Reyhan Harmanci, who was laid off from Topic when the magazine shuttered, is joining Gimlet as deputy head of programming.

Justin Miller, after six years at the Daily Beast, is going to Medium, where he will be deputy editor of GEN Magazine.

Everything Else

— On the tail end of a tumultuous month that included a failed IPO and the resignation of its CEO, WeWork is considering selling its 23% stake in The Wing.

— Food52, a cooking and e-commerce site founded by NYTimes food journalists Amanda Hesser and Merrill Stubbs, has sold a majority stake to venture firm TCG for a whopping $83 million. I’m starting to think there is money in media and I’m just doing it wrong?

— Speaking of R29’s events business: Eater is currently expanding its events offerings — this year alone, the site has launched 11 new event programs and series for its brand and has either hosted or been a part of over 50 events for its parent company Vox.

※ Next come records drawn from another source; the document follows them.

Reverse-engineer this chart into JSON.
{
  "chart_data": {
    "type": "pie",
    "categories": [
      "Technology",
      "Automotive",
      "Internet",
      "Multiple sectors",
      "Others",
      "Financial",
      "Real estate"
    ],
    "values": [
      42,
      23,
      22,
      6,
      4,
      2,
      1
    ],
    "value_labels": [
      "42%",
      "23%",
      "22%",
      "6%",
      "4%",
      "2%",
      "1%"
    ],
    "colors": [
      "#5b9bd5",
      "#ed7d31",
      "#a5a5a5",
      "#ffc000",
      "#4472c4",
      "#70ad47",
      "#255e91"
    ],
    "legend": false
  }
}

— Sludge, a Civil newsroom that covers corruption, is begging for donations and is in danger of shutting down. If it doesn’t raise sufficient funds this month, it will “go into hibernation” Oct. 31.

— In the second round of layoffs this year, 11 full-time employees were cut from the Huffington Post video department. It’s all part of the company “realigning its video strategy,” per a spokesperson, which had previously consisted of licensing content to streaming services.